Та пошла впереди меня, в амбаре зачерпнула ковш ржи и вынесла. В третьем доме мужик заранее насыпал меру пшеницы, вынес за ворота и ждал меня. Мне пришлось только благодарить его. В четвёртом доме мужик что-то рубил. Я подошёл и спросил: не уродил ил Бог какого хлебца и на мою долю? Мужик поклонился. «Тебе хлебца? Новинки?» И пять стал рубить. Он рубит, а я стою. Отрубил, посмотрел на топор, поворочал его, воткнул в отрубок и опять спросил: «Тебе новинки штоль? Ты побираесся?»
— Побираюсь.
— Чево же тебе: ржи, аль ещё чево?
— Всё равно, чего-нибудь, только, коль уж дашь, так поскорее, не мори.

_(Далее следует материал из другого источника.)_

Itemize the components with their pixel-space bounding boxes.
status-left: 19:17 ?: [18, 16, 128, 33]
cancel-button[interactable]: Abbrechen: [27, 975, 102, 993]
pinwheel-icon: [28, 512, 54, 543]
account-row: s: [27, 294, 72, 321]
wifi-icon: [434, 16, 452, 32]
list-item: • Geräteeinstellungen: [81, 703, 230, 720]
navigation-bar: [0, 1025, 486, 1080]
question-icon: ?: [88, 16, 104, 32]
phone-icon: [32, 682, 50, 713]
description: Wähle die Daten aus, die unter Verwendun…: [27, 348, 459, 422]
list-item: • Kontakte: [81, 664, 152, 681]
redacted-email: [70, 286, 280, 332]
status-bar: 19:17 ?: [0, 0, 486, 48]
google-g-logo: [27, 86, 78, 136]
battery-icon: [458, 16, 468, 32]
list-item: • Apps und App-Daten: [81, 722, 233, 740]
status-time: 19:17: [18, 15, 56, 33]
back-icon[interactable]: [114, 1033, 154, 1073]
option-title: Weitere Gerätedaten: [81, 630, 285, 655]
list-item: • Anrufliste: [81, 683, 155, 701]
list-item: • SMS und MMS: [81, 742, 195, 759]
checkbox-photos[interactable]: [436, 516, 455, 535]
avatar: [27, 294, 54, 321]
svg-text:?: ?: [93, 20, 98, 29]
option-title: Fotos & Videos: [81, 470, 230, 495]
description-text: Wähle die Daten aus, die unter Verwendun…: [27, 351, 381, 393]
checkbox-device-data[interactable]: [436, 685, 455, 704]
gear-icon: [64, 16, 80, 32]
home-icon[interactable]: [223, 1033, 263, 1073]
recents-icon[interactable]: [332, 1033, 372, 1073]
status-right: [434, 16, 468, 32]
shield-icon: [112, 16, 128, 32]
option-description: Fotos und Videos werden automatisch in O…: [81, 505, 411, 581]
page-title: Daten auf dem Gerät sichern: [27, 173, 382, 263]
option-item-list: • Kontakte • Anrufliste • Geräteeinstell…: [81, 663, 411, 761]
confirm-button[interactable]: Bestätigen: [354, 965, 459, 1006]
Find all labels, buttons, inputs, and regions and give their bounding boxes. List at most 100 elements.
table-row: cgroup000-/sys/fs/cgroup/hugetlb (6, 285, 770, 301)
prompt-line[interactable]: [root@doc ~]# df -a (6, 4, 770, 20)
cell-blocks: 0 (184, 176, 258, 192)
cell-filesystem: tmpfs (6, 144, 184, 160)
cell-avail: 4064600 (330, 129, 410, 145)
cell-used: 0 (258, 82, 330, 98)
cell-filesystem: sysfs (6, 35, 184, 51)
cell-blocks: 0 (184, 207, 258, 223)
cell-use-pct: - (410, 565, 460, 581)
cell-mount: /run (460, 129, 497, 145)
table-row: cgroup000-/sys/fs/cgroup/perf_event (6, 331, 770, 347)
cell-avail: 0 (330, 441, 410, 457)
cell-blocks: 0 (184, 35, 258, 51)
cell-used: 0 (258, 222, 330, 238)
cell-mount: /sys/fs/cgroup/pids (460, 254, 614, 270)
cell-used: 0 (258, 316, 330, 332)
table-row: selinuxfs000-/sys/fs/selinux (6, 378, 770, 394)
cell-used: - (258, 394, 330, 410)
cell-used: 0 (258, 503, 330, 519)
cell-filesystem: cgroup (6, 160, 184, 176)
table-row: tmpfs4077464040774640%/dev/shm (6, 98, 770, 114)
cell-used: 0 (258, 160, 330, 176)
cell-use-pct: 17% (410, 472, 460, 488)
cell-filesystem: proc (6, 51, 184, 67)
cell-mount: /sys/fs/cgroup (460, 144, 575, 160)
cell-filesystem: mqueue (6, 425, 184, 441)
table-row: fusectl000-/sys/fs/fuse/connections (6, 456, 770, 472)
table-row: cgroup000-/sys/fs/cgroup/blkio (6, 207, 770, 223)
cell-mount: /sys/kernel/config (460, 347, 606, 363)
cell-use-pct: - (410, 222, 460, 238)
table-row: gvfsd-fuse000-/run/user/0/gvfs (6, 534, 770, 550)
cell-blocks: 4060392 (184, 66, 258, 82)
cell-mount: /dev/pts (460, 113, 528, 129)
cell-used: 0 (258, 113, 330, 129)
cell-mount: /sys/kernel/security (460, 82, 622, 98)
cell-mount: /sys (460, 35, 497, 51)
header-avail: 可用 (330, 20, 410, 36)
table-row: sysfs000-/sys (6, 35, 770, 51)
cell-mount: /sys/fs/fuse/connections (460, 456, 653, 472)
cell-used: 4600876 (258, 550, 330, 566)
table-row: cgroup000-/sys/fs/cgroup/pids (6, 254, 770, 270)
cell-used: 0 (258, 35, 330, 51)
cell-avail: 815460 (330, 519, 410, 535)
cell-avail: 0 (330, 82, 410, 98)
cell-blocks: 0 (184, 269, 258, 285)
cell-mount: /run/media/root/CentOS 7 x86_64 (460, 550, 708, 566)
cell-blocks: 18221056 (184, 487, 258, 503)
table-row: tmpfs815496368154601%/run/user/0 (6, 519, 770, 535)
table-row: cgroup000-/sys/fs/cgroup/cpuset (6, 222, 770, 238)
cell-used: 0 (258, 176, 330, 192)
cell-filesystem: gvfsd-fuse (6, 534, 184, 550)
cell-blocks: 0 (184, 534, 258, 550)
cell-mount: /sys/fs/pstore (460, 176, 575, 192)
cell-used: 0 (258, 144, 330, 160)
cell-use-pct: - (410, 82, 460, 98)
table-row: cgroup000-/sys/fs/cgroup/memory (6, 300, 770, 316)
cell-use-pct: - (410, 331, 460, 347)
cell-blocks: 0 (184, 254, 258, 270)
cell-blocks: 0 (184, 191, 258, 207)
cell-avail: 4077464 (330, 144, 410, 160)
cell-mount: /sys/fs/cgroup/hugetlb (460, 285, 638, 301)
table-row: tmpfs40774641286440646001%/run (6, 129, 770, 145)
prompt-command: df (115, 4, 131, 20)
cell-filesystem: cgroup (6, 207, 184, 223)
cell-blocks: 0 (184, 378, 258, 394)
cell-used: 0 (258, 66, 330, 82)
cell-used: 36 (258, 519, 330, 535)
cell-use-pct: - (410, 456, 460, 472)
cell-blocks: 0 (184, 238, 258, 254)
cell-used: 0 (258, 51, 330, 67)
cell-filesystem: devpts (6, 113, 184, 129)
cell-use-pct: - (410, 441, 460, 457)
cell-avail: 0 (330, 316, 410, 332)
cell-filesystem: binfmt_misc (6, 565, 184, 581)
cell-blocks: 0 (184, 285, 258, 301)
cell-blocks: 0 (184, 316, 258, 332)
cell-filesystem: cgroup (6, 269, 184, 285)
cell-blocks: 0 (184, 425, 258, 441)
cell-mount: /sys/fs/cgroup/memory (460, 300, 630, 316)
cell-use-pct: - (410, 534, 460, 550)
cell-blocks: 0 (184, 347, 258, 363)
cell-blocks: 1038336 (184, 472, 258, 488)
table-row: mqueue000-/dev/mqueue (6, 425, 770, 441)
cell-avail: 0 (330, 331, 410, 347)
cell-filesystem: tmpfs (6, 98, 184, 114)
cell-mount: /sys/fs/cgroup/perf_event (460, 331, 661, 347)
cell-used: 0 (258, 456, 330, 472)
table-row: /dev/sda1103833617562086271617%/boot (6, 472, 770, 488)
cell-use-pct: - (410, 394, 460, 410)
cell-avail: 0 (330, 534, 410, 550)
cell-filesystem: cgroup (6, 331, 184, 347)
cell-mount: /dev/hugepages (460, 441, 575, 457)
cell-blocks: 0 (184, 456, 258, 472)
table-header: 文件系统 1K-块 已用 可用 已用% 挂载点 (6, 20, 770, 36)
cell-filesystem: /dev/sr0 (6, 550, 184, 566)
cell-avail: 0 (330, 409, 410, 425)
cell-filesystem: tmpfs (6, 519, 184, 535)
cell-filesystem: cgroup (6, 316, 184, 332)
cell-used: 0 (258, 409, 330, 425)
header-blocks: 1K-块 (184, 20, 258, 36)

— Да молоченного-то нет. В другое время приди, как помолотимся.
Иду дальше, спрашиваю.
— Хлебушка-то мало у самого-то. Тем всем, и дьякону, и пономарю, и дьячку отказал. У самого семья, чай знаешь, мал-мала меньше, а ведь всё всем надо хлеба. А работник-то я вот весь тут. А осенью пастух упустил табун, последнее-то потравил. Теперь вот тут и живи, как знаешь.
— Коль у тебя самого мало, так и не нужно.
— Ну, ненужно! Не дать нельзя. Это я тем отказал, у тех шеи-то, как у быков, толсты; а тебе надо дать, — не дать нельзя, только на большом не взыщи. Один даст немного, другой немного, — вот и прокормишься. Мір — велик человек. И в писании сказано: с міру по нитке, голому рубашка. Курочка по немножку клюёт, да сыта живёт. Не дать нельзя. Много не дадим, а немного всё уж дадим.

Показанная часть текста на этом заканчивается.